Now this is where this tragic play is supposed to end with Sheila killing herself with the same knife, but perhaps not tonight.  I sit up, pluck the knife from my chest, and say, “So, you love me?  What about Brian?”

Sheila’s face drains of color as she realizes that my rumored ad-lib has begun.  The seniors in the back row start hooting and hollering.  Mrs. Keller is standing just off-stage, and it looks like she’s about to burst a blood vessel.  She waves frantically at the guy controlling the curtain, but she’s being ignored.

Sheila stammers, “Ah, I thought---I thought you were dead.”

“Nah, it’s just a minor flesh wound.  I just need a Band-Aid and I’ll be good as new.  So you love me, eh?  Do you mean it?”

I can tell that Sheila is struggling to stay in character to salvage her dignity, the consequence being that whatever she says has to make sense in the context of the play.  After a long pause her pinched face relaxes and she plunges in.  “Why, of course, my love.  I was just testing you. Brian means nothing to me.”

I decided to up the ante.  “What kind of woman tests her fiancé, the man she supposedly loves, by sleeping with his best man?”  I put a note of incredulity in my voice as I said this.

Now Sheila’s only option is to defend her character’s actions, and somehow still prove her love.  She gives me a mean look and soldiers on.  “I’m sorry,” she says, “but when I found out what you did during your bachelor party, I got angry.  I thought you were saving yourself for me.”

The seniors in back are laughing hysterically and falling out of their seats.  Sheila has deftly made my character the villain, and now I have to riposte.  I say, “Well, I only did that because of the pictures of you I found on the internet.  I had no idea you were so---flexible.”  Now the seniors in the back are whistling.

Sheila’s face turns bright red, even through her stage makeup.  But she has a smile on her face, and I can tell she’s having fun now.  “As a matter of fact, I am amazingly flexible.  Those pictures didn’t do me justice.”  She gives me an indignant look and turns on her hip, putting her back to me.
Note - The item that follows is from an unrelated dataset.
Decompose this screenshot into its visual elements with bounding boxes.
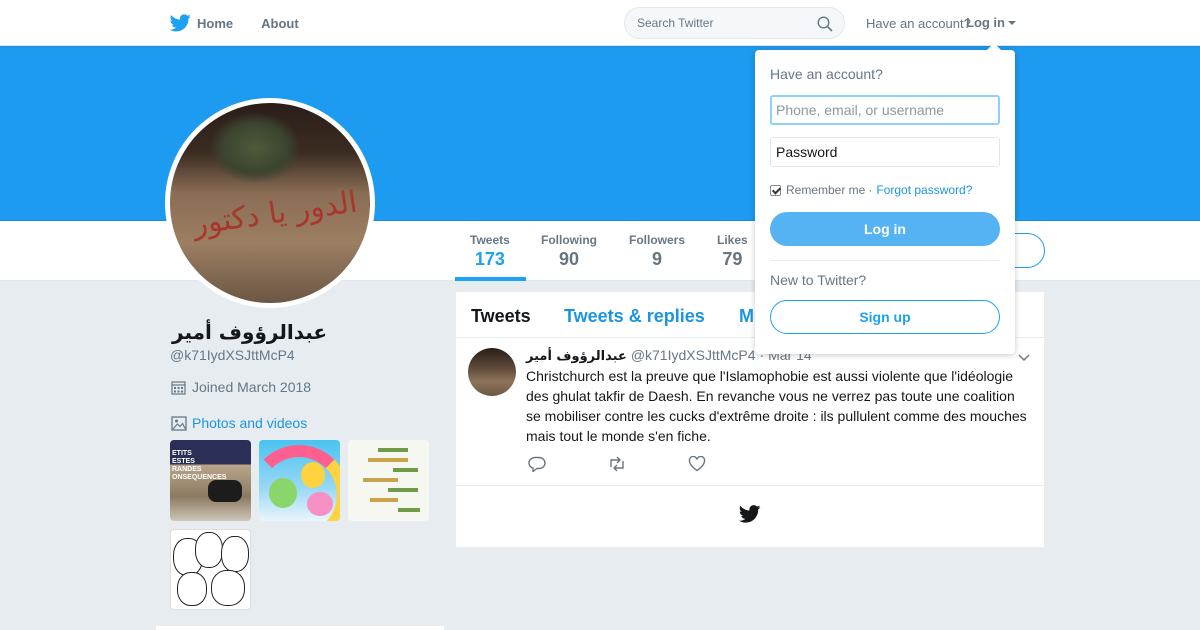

I stand and walk to her, putting my arms around her from the back.  “I’m intrigued, will you show me?”

She turns in my arms, lifts one of her legs and wraps it around my waist.  “Here’s just a sample.”  She tilts her head in and kisses me on the lips, then pushes her tongue through.  I am instantly turned on, and she can tell.  At this point Mrs. Keller has taken personal control of the curtain, and is savagely pulling it down. The entire audience is standing, hooting and clapping.

When the curtain hits the floor, Mrs. Keller starts running in our direction.  Sheila is still wrapped around me, and she pulls her head back from the longest kiss of my life.  She smiles and with a laugh says, “That was the most fun I’ve had in – well – forever.  And you’re not a bad kisser either.”  She leans in for another kiss.

Mrs. Keller is still bright red when she reaches us, and can’t seem to get any words out.  The audience on the far side of the curtain is still hooting and hollering, wanting more.  The curtain guy is back on the job, and he pulls with all his strength to reopen the curtain for our curtain call.

We step forward, hand-in-hand, with big smiles on both our faces.